Online religious services are gaining a young audience, according to a new survey. In a recent survey, more than a third of respondents aged 18-34 said they had “watched or listened to a religious service since lockdown.” This compares to one in five (19 per cent) of respondents over the age of 55.
The survey, conducted by market research company Savanta ComRes last month, also that reported one third of the 2,101 interview subjects said that they prayed since the Coronavirus (Covid-19) outbreak because they believe “prayer makes a difference.” Almost one quarter (24 per cent) answered that they had prayed “to gain comfort or feel less lonely.”
The survey confirms a wider trend for prayer and worship during these uncertain times.
Over half a million people attempted to watch the Rededication of England to Mary online, causing the Walsingham website to crash.
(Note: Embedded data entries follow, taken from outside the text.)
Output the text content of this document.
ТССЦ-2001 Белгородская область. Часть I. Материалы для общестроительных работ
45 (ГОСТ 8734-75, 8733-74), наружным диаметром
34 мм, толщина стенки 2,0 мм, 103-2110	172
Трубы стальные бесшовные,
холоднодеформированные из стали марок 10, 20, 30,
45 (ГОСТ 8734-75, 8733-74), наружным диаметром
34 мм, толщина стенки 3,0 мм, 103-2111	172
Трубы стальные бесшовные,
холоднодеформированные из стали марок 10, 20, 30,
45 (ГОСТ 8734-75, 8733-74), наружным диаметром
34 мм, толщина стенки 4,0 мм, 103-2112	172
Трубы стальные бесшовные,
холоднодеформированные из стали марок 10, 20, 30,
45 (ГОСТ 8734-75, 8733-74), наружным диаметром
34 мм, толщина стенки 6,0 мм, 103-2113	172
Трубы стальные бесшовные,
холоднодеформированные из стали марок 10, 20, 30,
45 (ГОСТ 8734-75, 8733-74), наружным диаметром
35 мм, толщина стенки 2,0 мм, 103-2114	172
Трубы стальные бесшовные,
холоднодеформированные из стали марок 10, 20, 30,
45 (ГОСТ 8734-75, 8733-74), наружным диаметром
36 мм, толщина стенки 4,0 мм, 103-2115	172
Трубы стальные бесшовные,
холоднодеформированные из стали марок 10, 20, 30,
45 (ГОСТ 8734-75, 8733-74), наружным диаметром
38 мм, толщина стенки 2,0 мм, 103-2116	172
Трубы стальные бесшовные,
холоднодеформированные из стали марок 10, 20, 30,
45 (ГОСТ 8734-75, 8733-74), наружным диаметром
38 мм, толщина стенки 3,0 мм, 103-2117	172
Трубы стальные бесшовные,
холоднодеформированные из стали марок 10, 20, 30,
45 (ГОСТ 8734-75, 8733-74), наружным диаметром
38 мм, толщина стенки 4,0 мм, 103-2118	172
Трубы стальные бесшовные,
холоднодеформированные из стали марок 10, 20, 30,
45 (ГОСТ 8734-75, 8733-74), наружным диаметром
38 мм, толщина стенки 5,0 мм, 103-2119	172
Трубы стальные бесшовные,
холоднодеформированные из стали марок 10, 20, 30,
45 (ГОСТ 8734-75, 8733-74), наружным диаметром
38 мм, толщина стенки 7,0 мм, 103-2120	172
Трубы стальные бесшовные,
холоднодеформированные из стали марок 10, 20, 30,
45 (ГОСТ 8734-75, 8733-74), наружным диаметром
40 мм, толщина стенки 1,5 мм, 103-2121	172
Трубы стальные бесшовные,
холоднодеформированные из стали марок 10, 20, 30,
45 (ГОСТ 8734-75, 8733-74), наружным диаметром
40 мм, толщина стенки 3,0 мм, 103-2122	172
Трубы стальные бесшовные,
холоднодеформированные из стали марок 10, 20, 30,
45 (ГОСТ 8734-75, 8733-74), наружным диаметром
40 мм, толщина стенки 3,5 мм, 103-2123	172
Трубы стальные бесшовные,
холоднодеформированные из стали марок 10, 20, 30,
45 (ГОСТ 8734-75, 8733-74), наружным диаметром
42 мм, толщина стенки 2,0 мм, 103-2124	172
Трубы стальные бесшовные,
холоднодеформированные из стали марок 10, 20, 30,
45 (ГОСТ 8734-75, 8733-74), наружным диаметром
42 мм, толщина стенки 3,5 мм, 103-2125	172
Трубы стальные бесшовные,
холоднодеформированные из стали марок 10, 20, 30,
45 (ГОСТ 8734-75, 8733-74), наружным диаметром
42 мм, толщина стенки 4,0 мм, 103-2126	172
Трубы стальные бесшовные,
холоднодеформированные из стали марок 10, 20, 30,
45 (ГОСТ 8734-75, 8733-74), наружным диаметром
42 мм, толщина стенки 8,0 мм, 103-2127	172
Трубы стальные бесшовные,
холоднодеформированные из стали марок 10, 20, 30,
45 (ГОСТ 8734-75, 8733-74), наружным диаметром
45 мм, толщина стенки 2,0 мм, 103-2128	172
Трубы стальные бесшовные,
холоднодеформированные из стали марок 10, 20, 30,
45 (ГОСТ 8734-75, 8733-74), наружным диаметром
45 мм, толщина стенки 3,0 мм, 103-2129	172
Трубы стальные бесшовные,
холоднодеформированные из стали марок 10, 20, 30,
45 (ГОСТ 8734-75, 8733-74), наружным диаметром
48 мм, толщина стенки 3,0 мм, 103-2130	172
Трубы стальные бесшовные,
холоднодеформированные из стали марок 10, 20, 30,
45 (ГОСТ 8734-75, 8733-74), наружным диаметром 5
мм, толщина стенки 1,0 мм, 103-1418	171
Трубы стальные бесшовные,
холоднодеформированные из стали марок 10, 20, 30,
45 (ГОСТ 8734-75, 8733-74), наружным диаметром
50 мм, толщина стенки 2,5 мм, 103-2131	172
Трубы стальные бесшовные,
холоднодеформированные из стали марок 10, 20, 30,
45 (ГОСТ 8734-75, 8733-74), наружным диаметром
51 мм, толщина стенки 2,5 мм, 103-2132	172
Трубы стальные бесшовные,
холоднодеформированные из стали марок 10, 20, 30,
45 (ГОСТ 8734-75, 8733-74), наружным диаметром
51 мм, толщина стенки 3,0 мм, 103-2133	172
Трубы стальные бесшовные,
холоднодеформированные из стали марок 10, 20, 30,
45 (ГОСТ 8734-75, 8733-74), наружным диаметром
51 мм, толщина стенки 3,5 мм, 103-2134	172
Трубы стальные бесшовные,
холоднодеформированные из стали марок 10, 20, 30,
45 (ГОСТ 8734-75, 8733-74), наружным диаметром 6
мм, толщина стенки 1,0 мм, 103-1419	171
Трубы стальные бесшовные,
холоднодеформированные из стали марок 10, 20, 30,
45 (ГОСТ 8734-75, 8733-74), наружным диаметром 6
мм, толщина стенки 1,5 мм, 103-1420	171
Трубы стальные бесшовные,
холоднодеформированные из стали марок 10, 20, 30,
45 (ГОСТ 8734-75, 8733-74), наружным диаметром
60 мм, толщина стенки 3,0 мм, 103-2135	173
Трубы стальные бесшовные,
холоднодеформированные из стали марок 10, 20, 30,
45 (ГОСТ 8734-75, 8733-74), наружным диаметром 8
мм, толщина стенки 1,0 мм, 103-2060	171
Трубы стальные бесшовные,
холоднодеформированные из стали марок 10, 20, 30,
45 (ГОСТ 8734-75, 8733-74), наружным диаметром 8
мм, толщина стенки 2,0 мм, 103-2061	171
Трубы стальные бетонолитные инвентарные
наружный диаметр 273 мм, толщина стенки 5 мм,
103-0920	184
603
At the time, Mgr John Armitage said in his homily that bishops “could never have foreseen the extent of our need at this time.” He added, “In the face of the peril that we find ourselves in today, in addition to the physical resilience we need to protect ourselves, a stronger spiritual resilience will be needed to survive the ordeal ahead.”
Google has reported a surge in searches for the word “prayer,” with searches doubling for every 80,000 new cases of Covid-19 globally. In April, the Church of England launched a free telephone hotline for daily hymns, prayers and reflections. Daily Hope, which is open 24 hours a day, reported over 6,000 calls within its first day.
In response to the ComRes survey, Professor Stephen Bullivant says that the findings are “not wholly surprising, given everyone’s anxiety at the moment, and indeed a much higher-than-usual number of people in fear for their and their loved ones’ lives.” However, he warns that while the survey is “interesting and encouraging,” some reports are “overblown” and that there is evidence to suggest the proportion of people who prayed before the lockdown and now don’t is almost equal to those who did not pray before and now do.
The rise in people seeking solace in prayer reflects trends in the Middle Ages. Academics have suggested that the Hail Mary prayer was altered in the fourteenth century, with “pray for us sinners now, and at the hour of our death” being added at the time of the Plague. Marian historian Father Donald H. Calloway, states in his book Champions of the Rosary, that “the people of the 14th century greatly needed the ‘hope-filled’ dimension of the second half of the Hail Mary prayer.”